Clara

Clara é moca de família, daquelas que se formam professora primária, aprendem a cozinhar, tocar piano, engomar, bordar; que fazem enxoval. Religiosa, vai casar-se virgem: O orgulho do pai, a alegria da mãe.
De sorriso fácil e claro, clara apesar de não ser possuidora de grande beleza, encanta a todos por onde passa.
De hábitos simples, dá aulas à turma da quarta série pela manhã, à tardinha tem alunos de piano que a visitam em casa. À noite tem novena e domingo vai à missa e faz questão de sentar-se onde houver a maior concentracão de seus alunos. Como boa cristã , sempre incentiva e cuida que a meninada compareca à Igreja aos domingos.

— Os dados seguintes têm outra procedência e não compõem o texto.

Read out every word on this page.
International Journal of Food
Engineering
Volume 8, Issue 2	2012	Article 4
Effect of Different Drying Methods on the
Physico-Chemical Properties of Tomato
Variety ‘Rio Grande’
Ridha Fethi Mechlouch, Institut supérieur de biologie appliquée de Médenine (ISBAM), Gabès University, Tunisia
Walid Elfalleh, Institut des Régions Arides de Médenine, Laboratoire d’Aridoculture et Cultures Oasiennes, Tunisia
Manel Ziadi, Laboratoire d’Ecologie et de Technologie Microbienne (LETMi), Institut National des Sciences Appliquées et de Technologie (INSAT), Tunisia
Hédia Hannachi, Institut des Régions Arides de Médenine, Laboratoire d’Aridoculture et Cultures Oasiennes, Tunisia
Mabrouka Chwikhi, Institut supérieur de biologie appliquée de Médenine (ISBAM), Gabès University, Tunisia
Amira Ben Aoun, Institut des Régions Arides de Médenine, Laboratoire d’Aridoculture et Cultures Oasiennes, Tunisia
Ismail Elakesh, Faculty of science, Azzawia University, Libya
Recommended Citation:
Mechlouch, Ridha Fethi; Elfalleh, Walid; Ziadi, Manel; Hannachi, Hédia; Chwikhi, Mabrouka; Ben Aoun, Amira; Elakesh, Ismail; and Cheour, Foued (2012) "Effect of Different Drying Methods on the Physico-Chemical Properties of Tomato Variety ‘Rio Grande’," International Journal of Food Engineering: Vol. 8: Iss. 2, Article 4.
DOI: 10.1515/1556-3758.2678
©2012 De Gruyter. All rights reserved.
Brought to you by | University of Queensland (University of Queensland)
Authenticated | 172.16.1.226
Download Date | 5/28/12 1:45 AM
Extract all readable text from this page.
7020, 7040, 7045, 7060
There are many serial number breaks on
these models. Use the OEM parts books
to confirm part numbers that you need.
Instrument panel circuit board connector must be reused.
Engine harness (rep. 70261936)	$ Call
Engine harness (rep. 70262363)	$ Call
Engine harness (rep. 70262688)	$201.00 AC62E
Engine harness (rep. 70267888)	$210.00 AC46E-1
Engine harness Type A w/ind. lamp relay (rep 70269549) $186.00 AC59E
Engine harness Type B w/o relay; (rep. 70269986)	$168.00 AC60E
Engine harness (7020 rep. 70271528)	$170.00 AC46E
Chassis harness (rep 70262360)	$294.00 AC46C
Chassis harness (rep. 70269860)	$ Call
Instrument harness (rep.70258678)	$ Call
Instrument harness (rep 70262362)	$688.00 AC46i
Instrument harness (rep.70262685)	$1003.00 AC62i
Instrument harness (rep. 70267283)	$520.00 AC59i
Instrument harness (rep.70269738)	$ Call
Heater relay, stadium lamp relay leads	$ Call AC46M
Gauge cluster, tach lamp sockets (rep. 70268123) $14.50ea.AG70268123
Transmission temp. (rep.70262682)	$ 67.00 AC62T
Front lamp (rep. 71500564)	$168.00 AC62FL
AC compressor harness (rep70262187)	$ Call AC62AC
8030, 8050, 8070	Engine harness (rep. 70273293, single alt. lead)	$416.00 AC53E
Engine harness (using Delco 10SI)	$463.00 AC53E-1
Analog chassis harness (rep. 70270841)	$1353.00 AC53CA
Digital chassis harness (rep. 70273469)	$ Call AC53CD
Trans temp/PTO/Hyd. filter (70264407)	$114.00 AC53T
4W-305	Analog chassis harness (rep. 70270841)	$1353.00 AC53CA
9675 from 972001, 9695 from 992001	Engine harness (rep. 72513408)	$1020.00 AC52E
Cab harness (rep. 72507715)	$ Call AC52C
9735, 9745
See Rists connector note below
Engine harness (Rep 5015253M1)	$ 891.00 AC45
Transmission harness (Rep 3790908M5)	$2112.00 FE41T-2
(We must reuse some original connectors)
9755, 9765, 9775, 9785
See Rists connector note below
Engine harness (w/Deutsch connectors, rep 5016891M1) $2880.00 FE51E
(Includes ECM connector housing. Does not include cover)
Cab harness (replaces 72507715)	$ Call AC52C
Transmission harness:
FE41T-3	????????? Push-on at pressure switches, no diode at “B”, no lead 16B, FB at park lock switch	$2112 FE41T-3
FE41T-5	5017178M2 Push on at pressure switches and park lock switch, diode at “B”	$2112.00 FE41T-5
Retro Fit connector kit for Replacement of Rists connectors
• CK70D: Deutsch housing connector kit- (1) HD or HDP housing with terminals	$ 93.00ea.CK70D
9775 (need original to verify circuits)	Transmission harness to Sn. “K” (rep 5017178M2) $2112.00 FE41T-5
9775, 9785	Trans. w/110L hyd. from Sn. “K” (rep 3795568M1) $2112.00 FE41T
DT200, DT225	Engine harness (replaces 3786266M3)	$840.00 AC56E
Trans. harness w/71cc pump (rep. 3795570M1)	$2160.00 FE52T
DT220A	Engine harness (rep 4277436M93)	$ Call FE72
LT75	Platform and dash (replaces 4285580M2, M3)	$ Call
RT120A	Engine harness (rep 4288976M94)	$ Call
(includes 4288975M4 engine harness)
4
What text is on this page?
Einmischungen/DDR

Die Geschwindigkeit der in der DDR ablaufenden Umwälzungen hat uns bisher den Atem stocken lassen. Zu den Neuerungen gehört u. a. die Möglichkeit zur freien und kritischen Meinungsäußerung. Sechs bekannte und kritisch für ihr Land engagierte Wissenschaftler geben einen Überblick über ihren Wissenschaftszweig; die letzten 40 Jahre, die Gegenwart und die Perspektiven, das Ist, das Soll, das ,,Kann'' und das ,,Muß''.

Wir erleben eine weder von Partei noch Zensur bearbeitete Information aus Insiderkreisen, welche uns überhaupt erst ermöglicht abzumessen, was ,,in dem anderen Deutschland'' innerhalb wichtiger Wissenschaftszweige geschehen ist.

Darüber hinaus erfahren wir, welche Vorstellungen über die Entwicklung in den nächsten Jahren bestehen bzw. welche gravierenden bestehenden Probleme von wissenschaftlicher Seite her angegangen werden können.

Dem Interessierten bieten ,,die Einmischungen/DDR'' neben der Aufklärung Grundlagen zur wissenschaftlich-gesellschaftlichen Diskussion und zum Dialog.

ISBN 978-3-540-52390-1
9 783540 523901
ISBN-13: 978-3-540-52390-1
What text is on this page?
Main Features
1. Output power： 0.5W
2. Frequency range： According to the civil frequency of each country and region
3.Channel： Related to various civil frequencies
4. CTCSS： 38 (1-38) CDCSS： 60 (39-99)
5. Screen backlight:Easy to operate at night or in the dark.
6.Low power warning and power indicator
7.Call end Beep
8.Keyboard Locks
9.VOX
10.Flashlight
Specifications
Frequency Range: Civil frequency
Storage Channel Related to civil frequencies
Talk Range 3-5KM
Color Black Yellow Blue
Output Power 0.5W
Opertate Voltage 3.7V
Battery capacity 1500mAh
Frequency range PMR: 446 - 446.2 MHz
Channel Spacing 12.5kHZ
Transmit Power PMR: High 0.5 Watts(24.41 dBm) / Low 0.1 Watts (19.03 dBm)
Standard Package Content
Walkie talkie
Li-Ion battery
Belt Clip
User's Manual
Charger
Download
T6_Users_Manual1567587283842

Seu noivo Aparício, moco de respeito é um estudante de direito. Mais dois anos e ele já estará formado e irá assumir o escritório do pai que não vê a hora de gozar a merecida aposentadoria.
Genaro e Margarida fazem muito gosto naquele noivado. Certo que o rapaz não era nenuhum compêndio de formosura, mas em seus óculos de aro fino, aparência limpa e bem tratada, se constituía o melhor partido da cidade.
Quando Aparício viera pedir-lhe a mão, Genaro não cabia em si de contentamento; tratou logo de chamar a filha para a sala.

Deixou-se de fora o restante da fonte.